A list of these schools has been sent to Emirati parents who may be affected.

“We have informed parents that they can’t admit their children to these schools,” said Rabaa Al Sumaiti, assistant under-secretary for quality and development at the Ministry of Education.

“In the very weak category there are only two schools that have Emirati pupils, which make up less than 1 per cent of attendees. All Emirati pupils will have to leave these schools.”

Weak schools are not allowed to accept new Emirati pupils, but existing pupils will not have to leave.

“This is not new.

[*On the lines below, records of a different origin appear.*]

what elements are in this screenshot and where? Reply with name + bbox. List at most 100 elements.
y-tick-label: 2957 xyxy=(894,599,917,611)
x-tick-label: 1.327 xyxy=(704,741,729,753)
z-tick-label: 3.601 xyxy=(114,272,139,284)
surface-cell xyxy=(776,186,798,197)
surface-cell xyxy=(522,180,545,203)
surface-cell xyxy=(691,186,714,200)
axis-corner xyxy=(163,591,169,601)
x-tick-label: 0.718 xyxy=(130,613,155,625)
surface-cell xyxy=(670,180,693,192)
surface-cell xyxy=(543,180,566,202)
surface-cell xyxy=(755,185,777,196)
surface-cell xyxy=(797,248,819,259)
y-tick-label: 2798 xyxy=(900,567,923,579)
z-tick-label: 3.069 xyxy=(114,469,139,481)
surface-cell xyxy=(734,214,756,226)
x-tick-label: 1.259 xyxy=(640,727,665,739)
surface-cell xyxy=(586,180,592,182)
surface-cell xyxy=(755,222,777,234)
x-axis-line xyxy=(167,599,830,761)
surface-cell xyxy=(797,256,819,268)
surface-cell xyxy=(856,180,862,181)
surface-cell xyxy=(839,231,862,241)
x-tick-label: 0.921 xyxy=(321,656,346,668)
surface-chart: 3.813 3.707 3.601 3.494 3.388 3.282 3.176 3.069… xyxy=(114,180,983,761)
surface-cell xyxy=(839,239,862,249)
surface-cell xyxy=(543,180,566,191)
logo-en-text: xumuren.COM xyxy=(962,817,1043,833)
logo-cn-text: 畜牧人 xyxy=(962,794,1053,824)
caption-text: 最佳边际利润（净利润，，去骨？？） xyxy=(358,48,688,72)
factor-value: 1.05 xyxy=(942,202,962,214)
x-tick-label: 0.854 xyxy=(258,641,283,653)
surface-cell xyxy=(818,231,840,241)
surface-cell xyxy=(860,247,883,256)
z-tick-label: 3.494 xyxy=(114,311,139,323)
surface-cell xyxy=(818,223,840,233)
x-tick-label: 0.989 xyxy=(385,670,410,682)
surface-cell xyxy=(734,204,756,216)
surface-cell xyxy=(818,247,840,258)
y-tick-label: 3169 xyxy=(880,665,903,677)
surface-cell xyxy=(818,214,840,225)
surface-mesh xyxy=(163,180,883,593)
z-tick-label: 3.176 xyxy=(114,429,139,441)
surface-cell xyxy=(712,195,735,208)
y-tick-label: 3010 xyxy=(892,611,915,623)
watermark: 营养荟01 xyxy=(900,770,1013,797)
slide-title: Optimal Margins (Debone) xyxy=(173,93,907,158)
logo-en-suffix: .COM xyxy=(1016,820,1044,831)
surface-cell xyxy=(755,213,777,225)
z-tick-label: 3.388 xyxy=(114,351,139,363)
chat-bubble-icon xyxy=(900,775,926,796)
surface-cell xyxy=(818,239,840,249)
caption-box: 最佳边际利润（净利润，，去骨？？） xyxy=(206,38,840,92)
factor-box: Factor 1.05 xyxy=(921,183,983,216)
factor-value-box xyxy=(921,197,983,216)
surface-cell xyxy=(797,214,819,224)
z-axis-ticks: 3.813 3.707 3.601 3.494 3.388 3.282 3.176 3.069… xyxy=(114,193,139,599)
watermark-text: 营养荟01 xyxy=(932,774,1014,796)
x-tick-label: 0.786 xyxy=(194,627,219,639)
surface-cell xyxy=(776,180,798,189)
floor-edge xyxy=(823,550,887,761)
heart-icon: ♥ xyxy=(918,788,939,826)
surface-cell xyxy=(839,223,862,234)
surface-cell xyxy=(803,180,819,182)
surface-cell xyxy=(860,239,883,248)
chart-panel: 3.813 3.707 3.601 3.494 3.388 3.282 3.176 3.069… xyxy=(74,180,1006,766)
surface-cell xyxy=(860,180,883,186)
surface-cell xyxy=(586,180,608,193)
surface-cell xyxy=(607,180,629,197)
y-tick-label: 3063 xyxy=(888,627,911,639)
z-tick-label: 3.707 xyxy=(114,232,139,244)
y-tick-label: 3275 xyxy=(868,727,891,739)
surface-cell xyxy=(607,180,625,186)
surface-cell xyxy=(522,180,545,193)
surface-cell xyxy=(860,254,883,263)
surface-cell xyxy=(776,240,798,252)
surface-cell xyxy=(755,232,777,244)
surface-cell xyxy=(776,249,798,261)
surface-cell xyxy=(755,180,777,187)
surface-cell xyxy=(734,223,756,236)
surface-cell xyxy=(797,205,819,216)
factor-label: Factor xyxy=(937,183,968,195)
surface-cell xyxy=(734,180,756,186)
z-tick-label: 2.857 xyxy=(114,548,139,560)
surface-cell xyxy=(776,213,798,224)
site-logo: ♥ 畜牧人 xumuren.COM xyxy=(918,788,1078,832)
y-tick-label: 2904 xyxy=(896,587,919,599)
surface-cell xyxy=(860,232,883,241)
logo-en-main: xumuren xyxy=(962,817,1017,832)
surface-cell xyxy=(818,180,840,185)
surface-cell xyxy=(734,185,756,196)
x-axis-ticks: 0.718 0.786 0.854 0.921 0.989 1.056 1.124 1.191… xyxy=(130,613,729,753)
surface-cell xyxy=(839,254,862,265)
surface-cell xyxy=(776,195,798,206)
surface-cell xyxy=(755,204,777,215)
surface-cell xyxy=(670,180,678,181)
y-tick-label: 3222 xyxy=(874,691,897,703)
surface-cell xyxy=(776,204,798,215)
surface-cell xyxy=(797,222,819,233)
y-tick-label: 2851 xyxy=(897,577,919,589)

This has been in place since 2016, when there was a ministerial decree from the Cabinet saying private schools across the UAE that are evaluated as weak or very weak are not allowed to admit Emirati pupils,” said Dr Al Sumaiti.

In July 2016, the Ministry of Education introduced a resolution that prohibits UAE nationals from registering or funding private schools with low rankings.

Sheikh Sultan bin Mohammed Al Qasimi, Ruler of Sharjah, went on local radio to reassure the schools that did not perform well that they will receive the support they need to improve.

“We want Sharjah school owners and parents to rest assured that they will be dealing with me and not the Ministry [of Education] on this matter, and that they need not be upset because things will be all right if God wills it.“

He mentioned that work is under way to form a committee of international experts to reform Sharjah’s private schools.

Each school will also receive a report with recommendations on its strengths and weaknesses.

“These will provide information on what they can do to improve. We met with all the schools before the evaluation and told them what to prepare for,” said Ms Al Sumaiti.